Iron Rule of Tomassi #4
NEVER under any circumstance live with a woman you aren’t married to or are not planning to marry in within 6 months.
You are utterly powerless in this situation. NEVER buy a home with a girlfriend, NEVER sign a rental lease with a girlfriend. NEVER agree to move into her home and absolutely NEVER move a woman into your own established living arrangement. I’m adamantly opposed to the “shacking up” dynamic, it is a trap that far too many men allow themselves to fall into. My fervor against this isn’t based on some moral issue, it is simple pragmatism. If you live with a woman you may as well be married because upon doing so every liability and accountability of marriage is then in effect. You not only lose any freedom of anonymity, you commit to, legally, being responsible for the continuation of your living arrangements regardless of how your relationship decays.
I should also emphasize the point that when you commit (and it is a financial commitment) to cohabiting with a GF you will notice a marked decrease in her sexual availability and desire. The single most common complaint related to me in regards to how to reignite a woman’s desire comes as the result of the guy having moved into a living arrangement with his LTR. All of that competitive anxiety and it’s resulting sexual tension that made your single sex life so great is removed from her shoulders and she can comfortably relax in the knowledge that she is your ONLY source of sexual intimacy. Putting your name on that lease with her (even if it’s just your name) is akin to signing an insurance policy for her –
“I the undersigned promise not to fuck any woman but this girl for a one year term.”
She thinks, “if he wasn’t serious about me, he wouldn’t have signed the lease.” Now all of that impetus and energy that made having marathon sex with you an outright necessity is relaxed. She controls the frame and she’s got it in writing that it is for at least a year.
Just don’t do it. Relationships last best when you spin more plates or at the very least keep each other at arm’s distance.
There was a time when the hip, counter-culture thing to do was flip the establishment the bird and cohabit with a girlfriend, sans the marriage contract. In the swinging post-sexual-revolution 70’s, feminism was more than happy to encourage the idea until it ran into the problem of making men financially accountable for all the “free milk” the cows were giving away. However, that not withstanding, there’s still a kind of a lingering after effect feeling about “living together” that seems like a good idea to guys to this day.
Of all the reasonable excuses I’ve heard for men wanting to cohabit with their girlfriends, the most common is that they did so for financial reasons. He (or she) needed a roommate and why not one that they enjoy fucking? That’s the cover story, but underneath it there’s the semiconscious understanding that it would be far more convenient to have a continuous flow of pussy as part of the utilities, uninterrupted by the formalities of having to go on dates or drive somewhere to get it. I can’t say that, on the surface, this doesn’t make perfect sense. Leave it a man to find the most pragmatic solution to his problem. However, as with most things woman, what seems like the most deductive solution is often a cleverly disguised trap.

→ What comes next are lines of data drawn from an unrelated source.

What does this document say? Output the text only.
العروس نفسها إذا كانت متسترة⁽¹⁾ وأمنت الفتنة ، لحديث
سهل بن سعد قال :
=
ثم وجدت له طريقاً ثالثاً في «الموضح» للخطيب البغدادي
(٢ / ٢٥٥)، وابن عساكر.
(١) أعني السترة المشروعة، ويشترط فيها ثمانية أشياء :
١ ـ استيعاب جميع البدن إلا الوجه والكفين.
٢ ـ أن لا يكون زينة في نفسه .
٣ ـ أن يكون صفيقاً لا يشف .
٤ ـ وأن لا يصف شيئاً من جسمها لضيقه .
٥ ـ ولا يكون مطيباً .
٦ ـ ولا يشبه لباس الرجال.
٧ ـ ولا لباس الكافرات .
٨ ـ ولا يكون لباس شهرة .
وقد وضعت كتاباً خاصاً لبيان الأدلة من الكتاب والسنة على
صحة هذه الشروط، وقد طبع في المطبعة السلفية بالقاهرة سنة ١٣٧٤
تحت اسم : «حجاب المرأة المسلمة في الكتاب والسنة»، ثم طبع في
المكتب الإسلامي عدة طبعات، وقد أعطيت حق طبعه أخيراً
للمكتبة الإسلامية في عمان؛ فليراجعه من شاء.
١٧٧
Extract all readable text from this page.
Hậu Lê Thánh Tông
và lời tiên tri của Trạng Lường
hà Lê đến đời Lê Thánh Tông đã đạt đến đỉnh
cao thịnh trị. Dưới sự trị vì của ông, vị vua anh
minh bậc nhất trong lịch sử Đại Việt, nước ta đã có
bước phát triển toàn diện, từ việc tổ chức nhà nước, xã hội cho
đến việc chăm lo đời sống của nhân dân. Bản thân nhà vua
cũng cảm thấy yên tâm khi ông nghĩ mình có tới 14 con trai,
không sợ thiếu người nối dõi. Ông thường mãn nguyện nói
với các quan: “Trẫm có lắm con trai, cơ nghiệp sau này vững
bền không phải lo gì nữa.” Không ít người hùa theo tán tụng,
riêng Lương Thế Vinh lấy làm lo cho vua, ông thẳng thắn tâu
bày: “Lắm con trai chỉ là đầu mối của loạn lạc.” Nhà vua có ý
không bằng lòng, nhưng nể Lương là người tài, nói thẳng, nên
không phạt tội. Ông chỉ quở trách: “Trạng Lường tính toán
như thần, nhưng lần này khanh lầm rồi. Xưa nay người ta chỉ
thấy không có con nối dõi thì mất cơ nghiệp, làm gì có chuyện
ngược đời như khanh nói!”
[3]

Shacking up, just as in marriage, affords a woman a reasonable sense of comfort. It becomes at least a marginal shelter from the competition anxiety that she had to endure while living on her own and dating a guy who still had at least the perceived option to be unpredictable. Not so in the quasi-marriage that living together dictates. And it’s just this sense of predictability that allows her to relax into familiarity, and later, into dictating the terms of her own intimacy. In other words, she’s in the perfect position to ration her sexuality; to negotiate the terms of her desire in exchange for a living arrangement.
By the same reasoning, most AFCs view cohabiting as an ideal arrangement. Few of them really have the real options, much less the will to experiment exercising them, to see shacking up as anything but a great way of exiting the SMP, limiting potential rejection, and locking down a consistent supply of pussy. Men who are spinning plates, men with options, men with ambition, rarely see cohabiting as anything but a limiting hinderance on their lives. On some level of consciousness women understand this dynamic; guys with options (the Alphas they’d prefer) wouldn’t consider cohabitation. So when a man agrees to, or suggests living together it impresses her with two things – either he’s an Alpha who she’s won over so completely that he’s ready to commit to exclusivity with her, or he’s a beta with no better propositions than to settle into living with what he believes is his ‘sure thing’. What’s jarring for a woman is that she may start her living arrangement thinking she’s found the elusive Alpha ready to commit, only to later find he was just a clever beta who reverts back into his former, comfortable, AFC self after they sign the lease agreement.
Now all that said, what makes more sense? To live independently and enjoy the options to live unhindered with a live-in girlfriend, or move her in and have to deal with her every waking moment? Moving in with a woman implies commitment, and whenever you commit to anything you lose your two most valuable resources, options and the ability to maneuver.